Mi chiamo Nadia, ho tredici anni, vengo dal Marocco e oggi è il mio primo giorno di scuola in un Paese nuovo. Quando sono arrivata con mio padre tutto mi sembra così diverso.
Non conosco nessuno, non so come studiano qui, non parlo la lingua e mi sento sola.
Avevo un po’ d’ansia e un po’ di paura. In realtà: tanta ansia e tanta paura.
Quando entro in classe, i miei occhi sono fissi a terra e il cuore mi batte forte. Tutti i miei compagni mi guardano e mi salutano, ma io non riesco a rispondere.
La prof inizia a presentare se stessa e poi i miei compagni, ma io sono persa. Non capisco cosa sta dicendo e ho paura di dire
“Non ha capito” oppure
“Non lo so”.
Ogni volta mi chiede “Hai capito?” e io rispondo “Sì”, anche se non è vero.
Per mesi sono stata così.
Ho imparato tante cose, ma non avevo il coraggio di parlare. Credevo che se avessi detto qualcosa di sbagliato, tutti avrebbero riso di me. Non avevo il coraggio di alzare la mano e chiedere qualcosa.
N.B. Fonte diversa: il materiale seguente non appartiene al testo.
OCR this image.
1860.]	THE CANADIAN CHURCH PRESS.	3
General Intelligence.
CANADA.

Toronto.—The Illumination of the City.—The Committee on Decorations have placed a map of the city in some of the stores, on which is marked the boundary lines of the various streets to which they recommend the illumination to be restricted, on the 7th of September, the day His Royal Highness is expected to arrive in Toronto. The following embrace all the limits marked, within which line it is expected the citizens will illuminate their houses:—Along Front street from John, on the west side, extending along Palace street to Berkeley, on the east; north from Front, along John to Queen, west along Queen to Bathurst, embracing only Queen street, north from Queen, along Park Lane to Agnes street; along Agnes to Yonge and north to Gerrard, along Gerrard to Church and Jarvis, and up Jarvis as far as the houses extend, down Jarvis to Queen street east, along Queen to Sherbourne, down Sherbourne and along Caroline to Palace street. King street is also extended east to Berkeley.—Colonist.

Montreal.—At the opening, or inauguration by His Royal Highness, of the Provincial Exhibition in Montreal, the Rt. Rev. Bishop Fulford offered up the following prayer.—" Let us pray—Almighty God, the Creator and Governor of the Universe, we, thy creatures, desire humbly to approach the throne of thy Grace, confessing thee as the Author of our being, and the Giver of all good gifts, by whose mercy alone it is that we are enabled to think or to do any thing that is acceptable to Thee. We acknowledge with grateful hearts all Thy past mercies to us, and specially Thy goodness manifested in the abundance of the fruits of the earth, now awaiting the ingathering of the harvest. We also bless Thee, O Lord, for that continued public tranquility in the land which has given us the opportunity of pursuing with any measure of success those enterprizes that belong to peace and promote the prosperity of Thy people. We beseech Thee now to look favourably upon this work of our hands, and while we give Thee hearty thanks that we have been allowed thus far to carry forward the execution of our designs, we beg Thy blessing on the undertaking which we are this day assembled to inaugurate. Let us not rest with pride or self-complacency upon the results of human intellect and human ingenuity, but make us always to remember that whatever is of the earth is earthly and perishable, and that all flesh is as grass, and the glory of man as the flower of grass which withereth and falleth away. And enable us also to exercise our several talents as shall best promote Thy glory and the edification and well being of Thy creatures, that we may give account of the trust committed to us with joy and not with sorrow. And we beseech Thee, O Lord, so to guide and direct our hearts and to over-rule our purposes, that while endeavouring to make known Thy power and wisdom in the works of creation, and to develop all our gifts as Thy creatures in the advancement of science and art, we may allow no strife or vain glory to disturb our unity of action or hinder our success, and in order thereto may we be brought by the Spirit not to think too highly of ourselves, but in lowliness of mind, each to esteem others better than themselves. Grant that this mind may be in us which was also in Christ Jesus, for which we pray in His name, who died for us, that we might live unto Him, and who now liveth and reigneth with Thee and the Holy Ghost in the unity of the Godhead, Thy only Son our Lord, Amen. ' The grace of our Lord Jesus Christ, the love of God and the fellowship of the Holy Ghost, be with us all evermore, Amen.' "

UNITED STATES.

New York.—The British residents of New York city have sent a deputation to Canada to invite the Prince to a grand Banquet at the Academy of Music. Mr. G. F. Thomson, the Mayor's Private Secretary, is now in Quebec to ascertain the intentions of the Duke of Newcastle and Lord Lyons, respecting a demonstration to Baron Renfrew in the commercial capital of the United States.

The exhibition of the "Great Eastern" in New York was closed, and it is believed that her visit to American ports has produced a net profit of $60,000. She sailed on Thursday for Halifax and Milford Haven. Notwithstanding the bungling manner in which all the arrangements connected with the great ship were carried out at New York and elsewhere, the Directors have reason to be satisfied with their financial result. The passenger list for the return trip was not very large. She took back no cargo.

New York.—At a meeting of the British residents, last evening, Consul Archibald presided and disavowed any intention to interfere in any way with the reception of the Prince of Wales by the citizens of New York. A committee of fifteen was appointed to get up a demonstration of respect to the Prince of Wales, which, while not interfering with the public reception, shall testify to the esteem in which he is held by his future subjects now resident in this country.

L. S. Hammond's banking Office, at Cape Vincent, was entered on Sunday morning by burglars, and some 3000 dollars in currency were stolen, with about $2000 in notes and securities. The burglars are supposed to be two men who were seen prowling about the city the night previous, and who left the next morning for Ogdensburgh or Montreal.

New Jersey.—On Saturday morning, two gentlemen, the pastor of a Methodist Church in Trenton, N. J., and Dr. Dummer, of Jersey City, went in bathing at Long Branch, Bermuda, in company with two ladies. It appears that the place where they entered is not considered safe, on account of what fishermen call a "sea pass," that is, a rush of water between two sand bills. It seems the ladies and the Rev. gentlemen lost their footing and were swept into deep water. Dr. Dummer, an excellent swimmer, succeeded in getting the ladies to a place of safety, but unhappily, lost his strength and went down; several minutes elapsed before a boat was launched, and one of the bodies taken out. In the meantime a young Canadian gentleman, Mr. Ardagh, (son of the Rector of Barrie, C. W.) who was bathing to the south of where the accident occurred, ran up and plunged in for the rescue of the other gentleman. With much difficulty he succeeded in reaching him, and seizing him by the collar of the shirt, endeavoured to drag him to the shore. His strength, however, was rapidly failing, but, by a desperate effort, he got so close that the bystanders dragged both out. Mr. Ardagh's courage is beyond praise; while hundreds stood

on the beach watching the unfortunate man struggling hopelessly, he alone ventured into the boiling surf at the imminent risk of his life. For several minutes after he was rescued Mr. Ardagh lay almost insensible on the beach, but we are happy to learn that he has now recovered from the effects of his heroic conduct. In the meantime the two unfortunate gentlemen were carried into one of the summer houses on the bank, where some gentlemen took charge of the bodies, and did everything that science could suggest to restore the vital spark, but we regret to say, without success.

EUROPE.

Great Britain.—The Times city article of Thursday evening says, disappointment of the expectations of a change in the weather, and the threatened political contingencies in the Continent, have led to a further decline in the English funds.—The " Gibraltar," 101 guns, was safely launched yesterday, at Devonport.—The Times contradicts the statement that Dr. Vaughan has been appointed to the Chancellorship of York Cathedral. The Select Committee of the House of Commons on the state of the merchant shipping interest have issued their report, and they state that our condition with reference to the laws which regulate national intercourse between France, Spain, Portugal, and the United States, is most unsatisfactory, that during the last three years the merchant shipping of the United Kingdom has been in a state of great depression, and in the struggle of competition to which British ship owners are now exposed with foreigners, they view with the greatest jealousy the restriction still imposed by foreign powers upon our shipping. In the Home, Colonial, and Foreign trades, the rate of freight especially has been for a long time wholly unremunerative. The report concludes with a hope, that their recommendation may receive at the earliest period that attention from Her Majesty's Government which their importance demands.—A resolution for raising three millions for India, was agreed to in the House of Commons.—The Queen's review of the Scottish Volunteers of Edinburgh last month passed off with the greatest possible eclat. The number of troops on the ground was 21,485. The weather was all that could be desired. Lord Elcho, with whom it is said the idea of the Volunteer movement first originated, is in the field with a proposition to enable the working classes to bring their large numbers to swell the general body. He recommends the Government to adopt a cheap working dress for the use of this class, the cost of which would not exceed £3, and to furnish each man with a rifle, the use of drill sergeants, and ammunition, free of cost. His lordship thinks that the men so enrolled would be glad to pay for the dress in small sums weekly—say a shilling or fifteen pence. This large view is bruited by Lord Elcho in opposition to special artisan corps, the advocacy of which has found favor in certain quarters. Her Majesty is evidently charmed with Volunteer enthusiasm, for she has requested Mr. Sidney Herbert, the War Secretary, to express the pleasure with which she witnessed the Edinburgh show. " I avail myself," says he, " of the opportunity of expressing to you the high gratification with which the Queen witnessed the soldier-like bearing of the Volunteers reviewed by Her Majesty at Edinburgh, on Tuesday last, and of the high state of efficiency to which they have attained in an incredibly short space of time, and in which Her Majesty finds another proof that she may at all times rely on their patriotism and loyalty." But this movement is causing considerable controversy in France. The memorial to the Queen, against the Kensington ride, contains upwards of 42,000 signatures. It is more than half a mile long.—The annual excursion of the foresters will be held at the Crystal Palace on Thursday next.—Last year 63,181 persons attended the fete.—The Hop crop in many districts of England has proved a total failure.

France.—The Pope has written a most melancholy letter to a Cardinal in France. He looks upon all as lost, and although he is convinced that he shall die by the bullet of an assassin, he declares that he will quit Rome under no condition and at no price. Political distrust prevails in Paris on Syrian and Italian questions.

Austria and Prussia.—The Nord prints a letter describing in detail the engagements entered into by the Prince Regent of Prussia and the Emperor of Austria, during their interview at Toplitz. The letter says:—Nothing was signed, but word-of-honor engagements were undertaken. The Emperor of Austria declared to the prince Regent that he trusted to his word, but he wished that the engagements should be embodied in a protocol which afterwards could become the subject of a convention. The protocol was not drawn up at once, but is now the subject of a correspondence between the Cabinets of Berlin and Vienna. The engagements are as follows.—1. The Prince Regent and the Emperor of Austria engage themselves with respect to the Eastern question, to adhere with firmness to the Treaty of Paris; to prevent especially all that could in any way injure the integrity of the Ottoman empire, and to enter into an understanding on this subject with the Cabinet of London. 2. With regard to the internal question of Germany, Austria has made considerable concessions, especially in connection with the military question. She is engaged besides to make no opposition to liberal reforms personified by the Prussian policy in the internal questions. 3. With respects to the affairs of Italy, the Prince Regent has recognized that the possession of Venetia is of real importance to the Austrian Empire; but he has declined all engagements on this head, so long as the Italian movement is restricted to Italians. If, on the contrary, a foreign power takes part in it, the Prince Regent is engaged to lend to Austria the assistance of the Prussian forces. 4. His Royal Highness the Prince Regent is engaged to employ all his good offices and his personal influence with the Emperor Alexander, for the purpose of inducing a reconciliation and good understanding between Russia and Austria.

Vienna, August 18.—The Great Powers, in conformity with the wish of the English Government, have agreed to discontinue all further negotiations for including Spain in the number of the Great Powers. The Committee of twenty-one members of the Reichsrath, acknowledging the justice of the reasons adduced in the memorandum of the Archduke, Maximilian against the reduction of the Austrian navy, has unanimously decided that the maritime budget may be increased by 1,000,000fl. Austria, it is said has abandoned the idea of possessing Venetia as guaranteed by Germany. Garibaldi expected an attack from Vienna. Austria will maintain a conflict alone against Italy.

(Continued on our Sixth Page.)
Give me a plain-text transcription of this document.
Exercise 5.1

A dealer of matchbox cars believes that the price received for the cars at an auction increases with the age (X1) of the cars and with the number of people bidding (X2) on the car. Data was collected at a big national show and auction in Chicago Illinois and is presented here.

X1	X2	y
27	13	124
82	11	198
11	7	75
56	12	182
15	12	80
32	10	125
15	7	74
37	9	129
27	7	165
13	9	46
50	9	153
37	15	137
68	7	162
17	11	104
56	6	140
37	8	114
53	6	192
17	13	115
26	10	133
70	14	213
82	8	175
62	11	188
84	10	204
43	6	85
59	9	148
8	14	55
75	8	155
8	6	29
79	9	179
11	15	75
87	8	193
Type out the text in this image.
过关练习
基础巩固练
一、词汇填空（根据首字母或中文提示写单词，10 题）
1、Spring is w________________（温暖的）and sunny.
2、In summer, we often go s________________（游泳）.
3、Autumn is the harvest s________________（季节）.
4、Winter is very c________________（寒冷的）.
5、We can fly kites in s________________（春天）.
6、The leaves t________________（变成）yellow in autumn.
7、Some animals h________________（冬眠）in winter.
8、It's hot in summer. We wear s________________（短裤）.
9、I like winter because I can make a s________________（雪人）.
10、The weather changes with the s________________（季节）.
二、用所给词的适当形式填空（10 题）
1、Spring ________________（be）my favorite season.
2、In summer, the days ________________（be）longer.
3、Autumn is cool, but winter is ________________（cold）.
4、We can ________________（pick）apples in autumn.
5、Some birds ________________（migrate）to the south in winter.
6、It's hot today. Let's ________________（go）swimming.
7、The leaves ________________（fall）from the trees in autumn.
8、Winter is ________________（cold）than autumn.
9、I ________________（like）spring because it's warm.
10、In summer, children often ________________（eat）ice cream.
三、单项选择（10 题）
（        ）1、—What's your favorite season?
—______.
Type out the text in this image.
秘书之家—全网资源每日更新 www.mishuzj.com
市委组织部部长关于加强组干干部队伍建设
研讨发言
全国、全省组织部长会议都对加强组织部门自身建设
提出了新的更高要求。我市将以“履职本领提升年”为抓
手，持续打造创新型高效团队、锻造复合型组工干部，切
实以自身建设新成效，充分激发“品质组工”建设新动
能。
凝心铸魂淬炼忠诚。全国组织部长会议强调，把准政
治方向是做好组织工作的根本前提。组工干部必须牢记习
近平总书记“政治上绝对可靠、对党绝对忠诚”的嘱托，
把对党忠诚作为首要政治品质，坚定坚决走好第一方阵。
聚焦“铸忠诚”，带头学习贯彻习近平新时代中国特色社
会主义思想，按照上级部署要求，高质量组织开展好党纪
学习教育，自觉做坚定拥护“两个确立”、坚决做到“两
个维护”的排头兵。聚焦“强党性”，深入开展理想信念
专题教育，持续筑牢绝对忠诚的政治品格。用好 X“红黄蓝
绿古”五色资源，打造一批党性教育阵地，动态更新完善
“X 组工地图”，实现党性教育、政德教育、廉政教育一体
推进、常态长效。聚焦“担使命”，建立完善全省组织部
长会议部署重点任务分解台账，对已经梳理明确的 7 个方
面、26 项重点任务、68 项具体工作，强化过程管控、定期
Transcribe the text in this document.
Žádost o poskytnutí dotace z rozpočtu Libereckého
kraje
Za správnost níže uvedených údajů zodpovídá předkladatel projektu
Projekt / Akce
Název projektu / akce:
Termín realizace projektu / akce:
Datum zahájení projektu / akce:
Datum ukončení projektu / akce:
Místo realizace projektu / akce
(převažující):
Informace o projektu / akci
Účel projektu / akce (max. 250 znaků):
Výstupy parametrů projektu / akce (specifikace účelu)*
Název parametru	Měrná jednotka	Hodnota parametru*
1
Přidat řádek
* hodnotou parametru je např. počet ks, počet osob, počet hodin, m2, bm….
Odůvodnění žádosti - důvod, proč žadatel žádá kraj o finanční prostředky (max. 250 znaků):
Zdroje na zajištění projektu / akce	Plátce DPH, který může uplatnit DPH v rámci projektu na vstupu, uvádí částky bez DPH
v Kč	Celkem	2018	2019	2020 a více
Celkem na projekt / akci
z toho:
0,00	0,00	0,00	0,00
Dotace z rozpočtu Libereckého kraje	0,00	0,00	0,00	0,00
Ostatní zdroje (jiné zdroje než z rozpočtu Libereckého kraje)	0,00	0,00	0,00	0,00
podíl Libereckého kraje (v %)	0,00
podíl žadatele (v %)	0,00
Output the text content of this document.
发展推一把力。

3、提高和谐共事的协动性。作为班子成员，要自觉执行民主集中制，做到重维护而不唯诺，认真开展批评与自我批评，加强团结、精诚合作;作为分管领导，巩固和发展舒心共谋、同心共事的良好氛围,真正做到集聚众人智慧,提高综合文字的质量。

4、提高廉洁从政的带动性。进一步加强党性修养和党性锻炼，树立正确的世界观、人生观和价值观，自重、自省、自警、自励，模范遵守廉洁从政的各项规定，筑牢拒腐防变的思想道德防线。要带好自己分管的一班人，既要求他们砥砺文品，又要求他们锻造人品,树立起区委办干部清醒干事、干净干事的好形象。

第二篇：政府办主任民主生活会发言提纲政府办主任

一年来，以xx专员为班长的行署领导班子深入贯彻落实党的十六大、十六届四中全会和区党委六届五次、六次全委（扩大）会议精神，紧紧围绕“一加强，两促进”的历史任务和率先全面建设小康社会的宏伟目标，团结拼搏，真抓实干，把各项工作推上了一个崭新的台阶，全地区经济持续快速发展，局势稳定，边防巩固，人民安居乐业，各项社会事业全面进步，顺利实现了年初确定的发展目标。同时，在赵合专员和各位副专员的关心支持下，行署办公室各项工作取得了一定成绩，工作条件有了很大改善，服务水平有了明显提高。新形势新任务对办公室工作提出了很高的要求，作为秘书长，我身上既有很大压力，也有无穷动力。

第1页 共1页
Anche con i miei compagni non parlo tanto, e loro credono che non voglio parlare con loro, ma non è vero. A me non piace parlare tanto, e questo non significa che le persone che parlano tanto mi fanno fastidio. A me mi piace ascoltare gli altri.
Poi, piano piano, le cose sono cambiate.
Ho fatto tante corse e in un anno, sono riuscita a parlare in italiano e capirlo.
Adesso, anche se sono ancora un po’ timida, riesco a parlare con tutti e fare delle cose senza aver paura di niente.